Saturday found me at Soho Photo Gallery attending the monthly portfolio review committee meeting where we get to review applications for membership and exhibitions. There was also a meeting of the Associate Members that afternoon as well. This is where more junior members bring in work in order to get some valuable feedback from  more accomplished members as well as fellow associates. I like attending these events and helping out. I always try to listen to the feedback given to associates. Sometimes the comments help me in my work or help solidify some notion I may have been carrying around in the back of my mind for some length of time. On Saturday the facilitator of the group made a great comment about an associate’s “street” photographs. He said (and I am paraphrase wildly here) “You can bring to the street an idea and use the street as a resource in order to get that idea across photographically.”

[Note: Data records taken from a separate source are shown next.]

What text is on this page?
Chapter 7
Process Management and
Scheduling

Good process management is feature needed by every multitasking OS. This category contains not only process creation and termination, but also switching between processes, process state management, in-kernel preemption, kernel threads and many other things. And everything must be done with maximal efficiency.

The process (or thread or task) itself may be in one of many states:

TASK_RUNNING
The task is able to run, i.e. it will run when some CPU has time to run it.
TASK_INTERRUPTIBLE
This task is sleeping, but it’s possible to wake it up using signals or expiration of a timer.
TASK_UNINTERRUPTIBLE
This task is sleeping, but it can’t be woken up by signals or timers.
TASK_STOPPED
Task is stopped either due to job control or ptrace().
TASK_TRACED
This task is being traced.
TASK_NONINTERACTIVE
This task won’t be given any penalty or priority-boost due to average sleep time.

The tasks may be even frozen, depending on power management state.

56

That comment helped solidify in my mind what exactly I was finding unappealing about street photography and the different direction I was trying to take my street work (or StreetWork as I call  it). I find most street photography to be very reactive with no real intention or world view evident (yeah, yeah, I know Robert Frank blah, blah, blah) but in general street photography for most photographers is a collection of moments captured that are funny or surreal, or absurd.  But what I find more appealing is when a photographer has a specific idea in mind; be it about a concept like “time” (think of Paul Graham’s recent work The Present) or an emotion (think of Mashisa Fukase’s Solitude of Ravens).

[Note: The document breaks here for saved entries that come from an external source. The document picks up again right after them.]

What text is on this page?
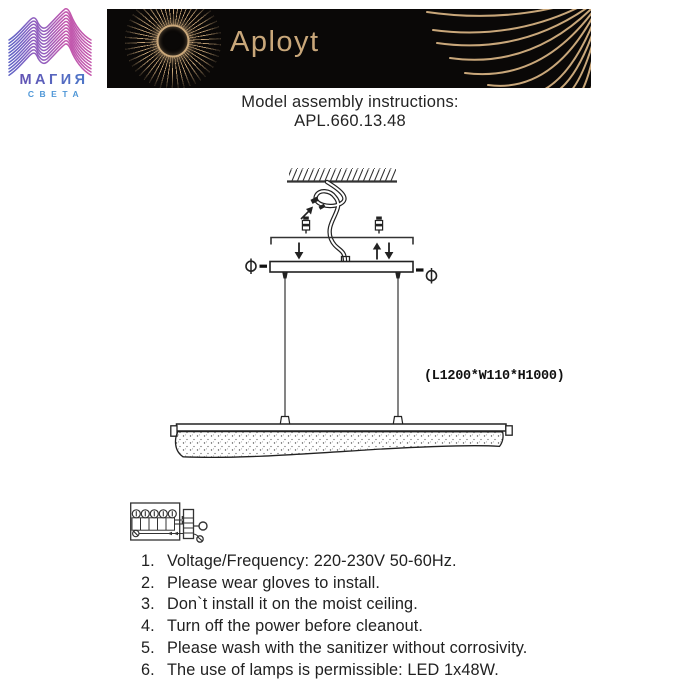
МАГИЯ
СВЕТА
Aployt
Model assembly instructions:
APL.660.13.48
(L1200*W110*H1000)
1. Voltage/Frequency: 220-230V 50-60Hz.
2. Please wear gloves to install.
3. Don`t install it on the moist ceiling.
4. Turn off the power before cleanout.
5. Please wash with the sanitizer without corrosivity.
6. The use of lamps is permissible: LED 1x48W.
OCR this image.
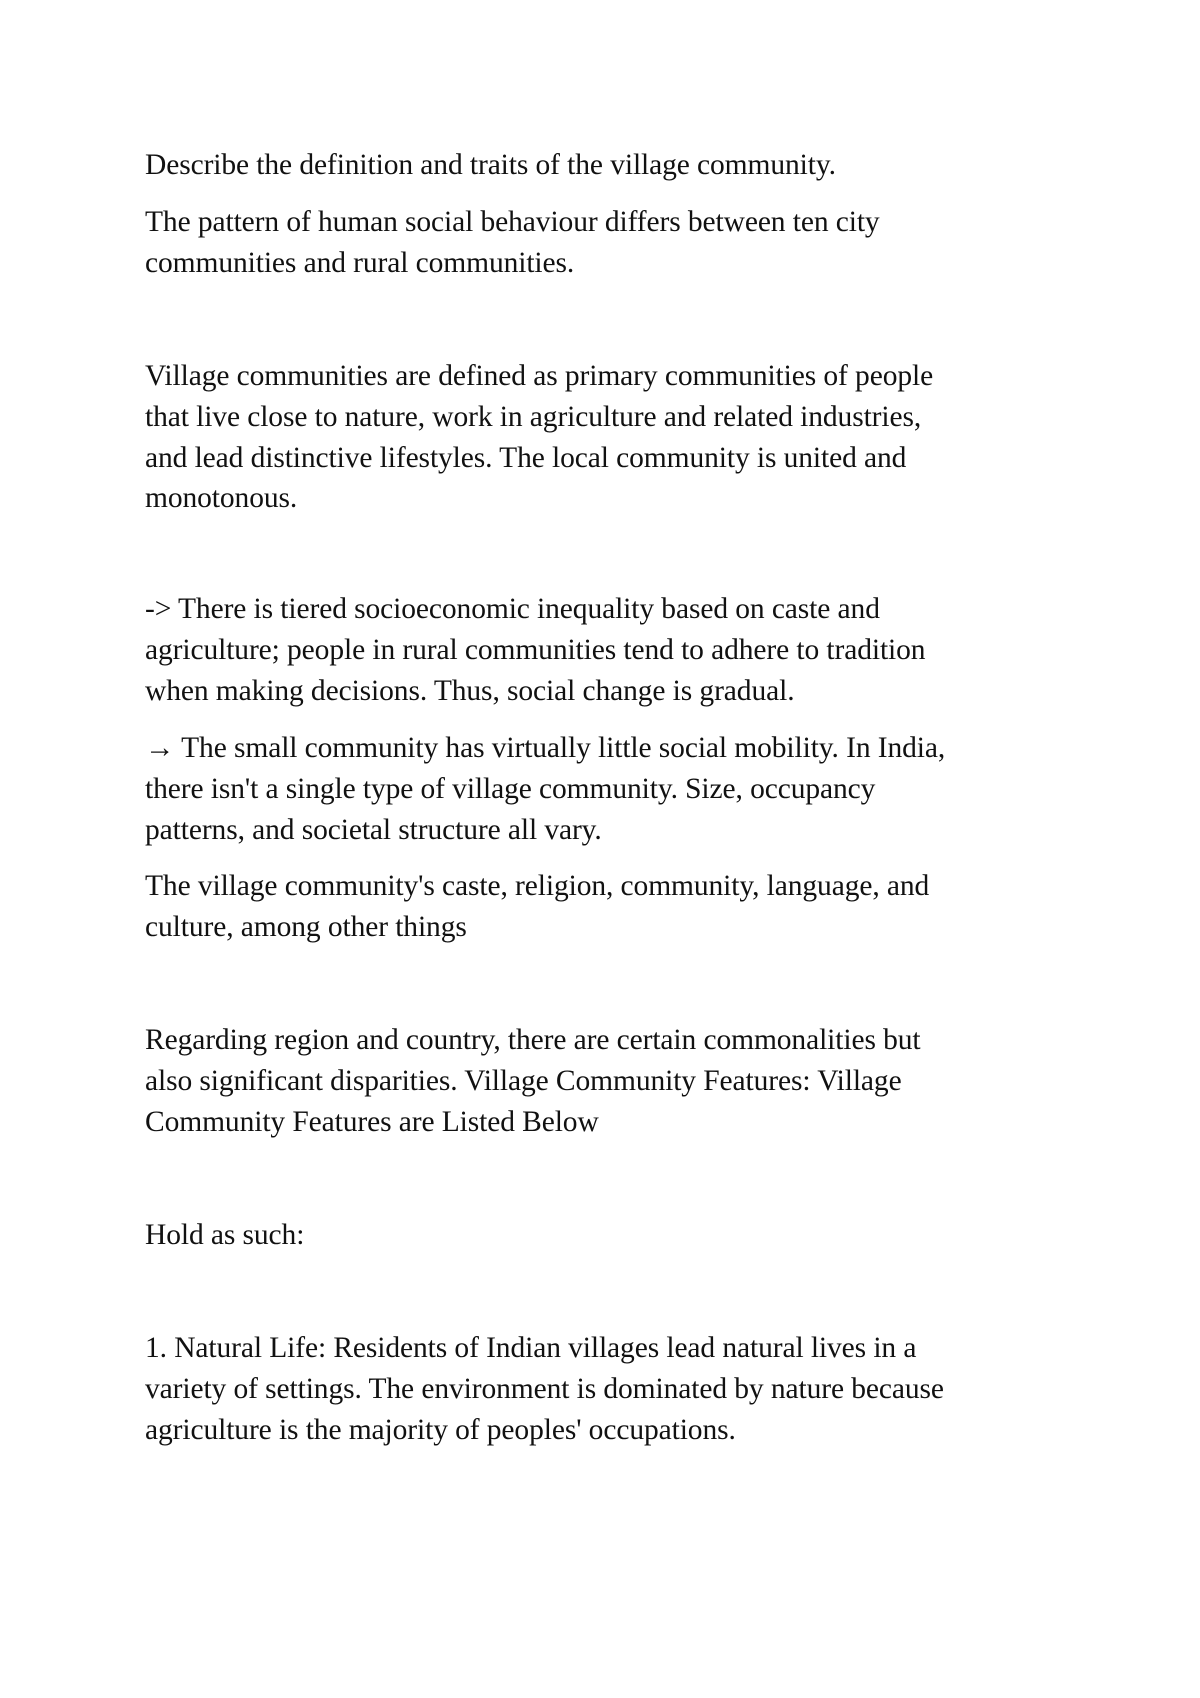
Describe the definition and traits of the village community.

The pattern of human social behaviour differs between ten city
communities and rural communities.

Village communities are defined as primary communities of people
that live close to nature, work in agriculture and related industries,
and lead distinctive lifestyles. The local community is united and
monotonous.

-> There is tiered socioeconomic inequality based on caste and
agriculture; people in rural communities tend to adhere to tradition
when making decisions. Thus, social change is gradual.

→ The small community has virtually little social mobility. In India,
there isn't a single type of village community. Size, occupancy
patterns, and societal structure all vary.

The village community's caste, religion, community, language, and
culture, among other things

Regarding region and country, there are certain commonalities but
also significant disparities. Village Community Features: Village
Community Features are Listed Below

Hold as such:

1. Natural Life: Residents of Indian villages lead natural lives in a
variety of settings. The environment is dominated by nature because
agriculture is the majority of peoples' occupations.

My most recent foray into “street photography” is a series I am calling, Navigation Without Numbers, and it mainly deals with the idea of being  unmoored from society and feeling as if you don’t belong.  Hmm… I think the song by The Doors may sum it up pretty well:

People are strange when you’re a stranger 
Faces look ugly when you’re alone 
Women seem wicked when you’re unwanted 
Streets are uneven when you’re down 

And so getting back to the comment heard in the Associate Members meeting, when I am walking the streets I am looking for scenes, things, groups that visualize this idea of being cut loose from society, of being alone and uncared for (as one would be in a Mitt Romney world). I am not reacting to situations rather I am a hunter of images (to steal a phrase from Daido Moriyama). And so I am not reacting but rather I am acting, The City is a resource to be used much as a painter uses paint or a sculptor uses clay.